A visão de que a membrana plasmática tem uma capacidade inerente redox1levou a capacidade das membranas de plasma purificadas de reduzir aceitadores de electrões. Visto anteriormente em fungos, plantas e animais, o tPMET é um processo comum a vários organismos2,3,4,5. Especificamente, este processo tem sido demonstrado em Saccharomyces cerevisiae, cenoura células, hemácias, linfócitos, osteossarcoma, melanoma, macrófagos, músculo esquelético e neutrófilos2,3, 4 , 5 , 6 , 7. em um processo que transporta elétrons através da membrana de plasma para reduzir oxidantes extracelulares, tPMET está envolvido em muitas funções celulares, incluindo: célula crescimento5,8, de viabilidade celular9, ferro metabolismo10, sinalização11,12,13e proteção de1514,12,do espécies reactivas de oxigénio celular. Devido ao envolvimento do tPMET em muitas funções celulares, um desequilíbrio de tPMET tem sido hypothesized para contribuir para o desenvolvimento de algumas condições graves de saúde, incluindo câncer16, doença cardiovascular,17e metabólica Síndrome de18.

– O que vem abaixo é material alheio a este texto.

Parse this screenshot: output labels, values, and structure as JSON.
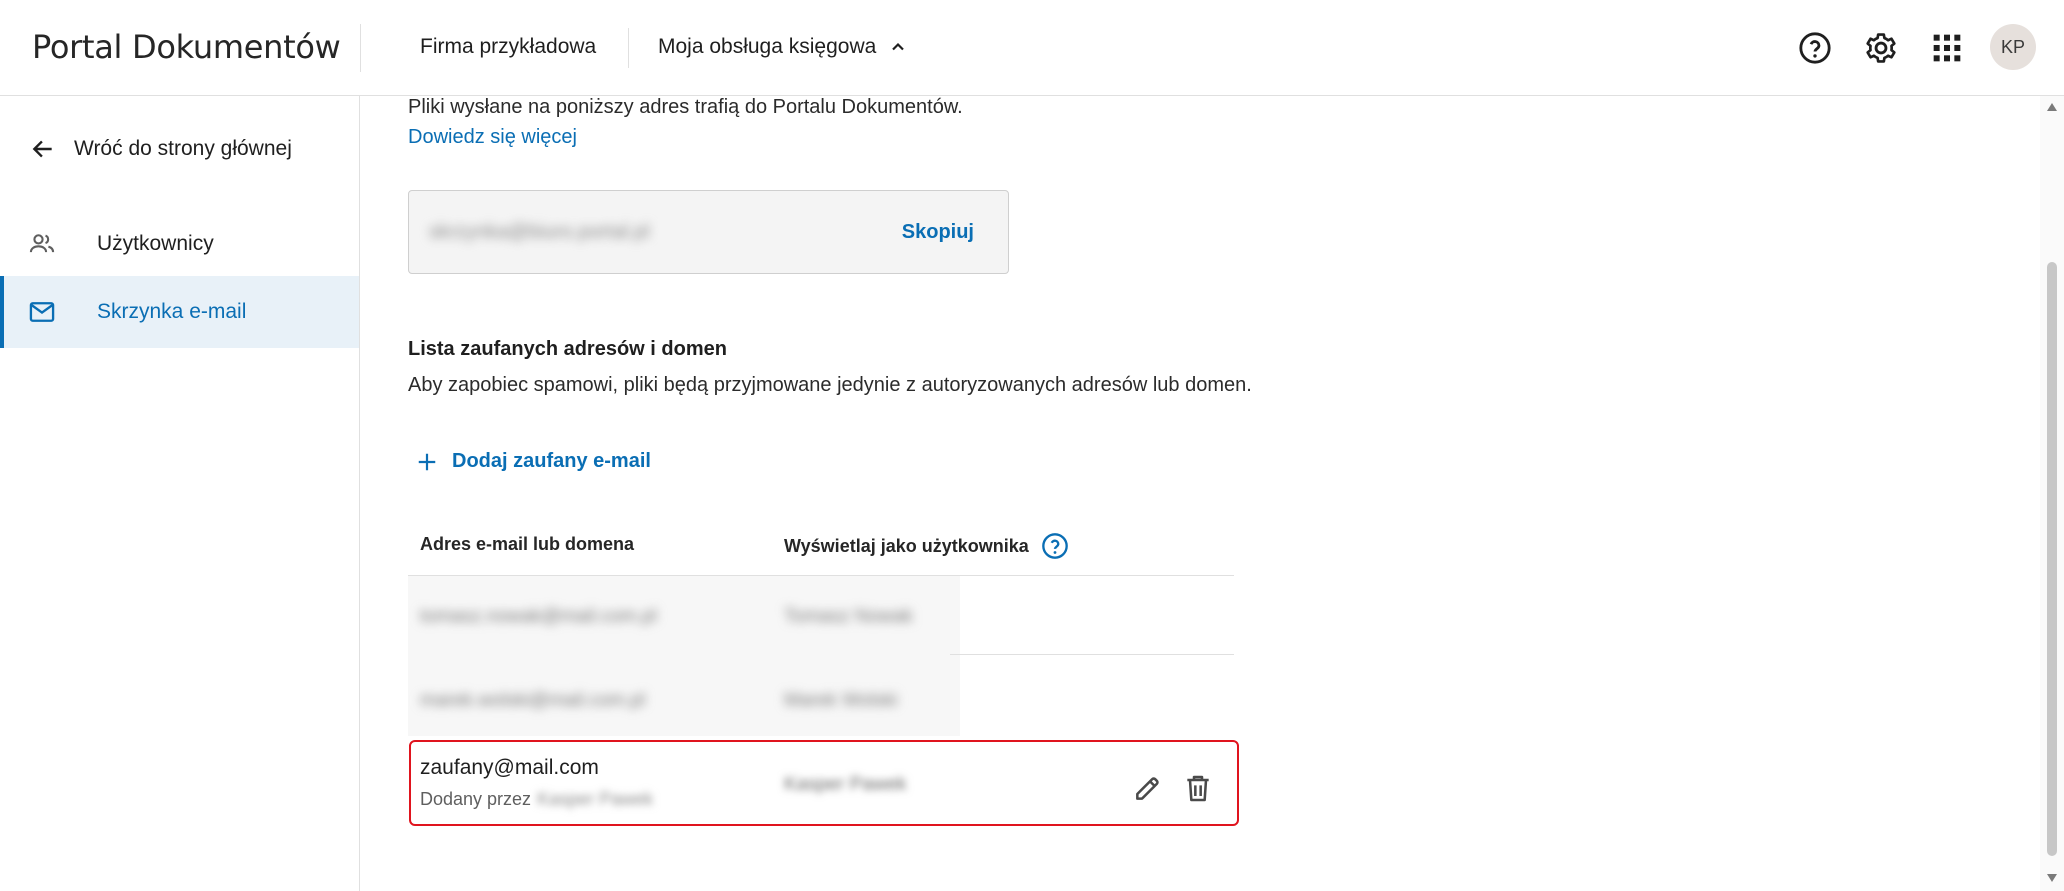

Existem várias maneiras de monitorar a transferência de electrões através da membrana de plasma, mas a técnica mais utilizada é avaliar a redução de aceitadores de electrões extracelular através de ensaios colorimétricos. Aceitadores de electrões extracelular comumente usados são sais de tetrazólio, DPIP, BECN e ferricytochrome c19,20. O sal de tetrazólio mais comumente usado é um conhecido sal da segunda geração como WST-119. Este composto é mais fácil de utilizar em ensaios colorimétricos comparados com sais de tetrazólio primeira geração devido a dois grupos sulfonato, que aumentam sua solubilidade de água21. WST-1, em conjunto com o methosulfate de 1-metoxi-Fenazina aceitador elétrons intermediários (mPMS), é reduzido em eventos de transferência de elétron dois. Esta redução altera a forma oxidada fraca-colorido do WST-1 para um mais intenso, amarelo formazan20,22. WST-1 possui um coeficiente de extinção molar elevada de 37 x 103 M-1cm-1, levando a um ensaio de alta sensibilidade21,22. DPIP é também utilizado como um aceitador do elétron extracelular para monitorar tPMET. Tem sido demonstrado que DPIP pode ser diminuído extracelularmente tPMET sem o auxílio de aceitadores de electrões intermediário23,24. Devido à falta de aceitadores de electrões intermediário, DPIP pode diretamente a pick-up os elétrons da membrana plasmática, ao contrário do WST-124. Semelhante a DPIP, BECN foi mostrado para ser diminuído extracelularmente para ferrocianeto de tPMET sem o auxílio de aceitadores de electrões intermediário19,24. Ao contrário do WST-1 e DPIP, BECN tem um coeficiente de extinção molar baixa, levando a uma baixa de sensibilidade de ensaio9. Outra aceitador de electrões extracelular comumente usados para monitorar tPMET é c ferricytochrome semelhante a WST-1, ferricytochrome c redução aumenta com o uso do aceptor de elétrons intermediários, mPMS22. Ao contrário do WST-1, o método de ferricytochrome c é menos sensível devido a um fundo elevado e um coeficiente de extinção molar baixa22.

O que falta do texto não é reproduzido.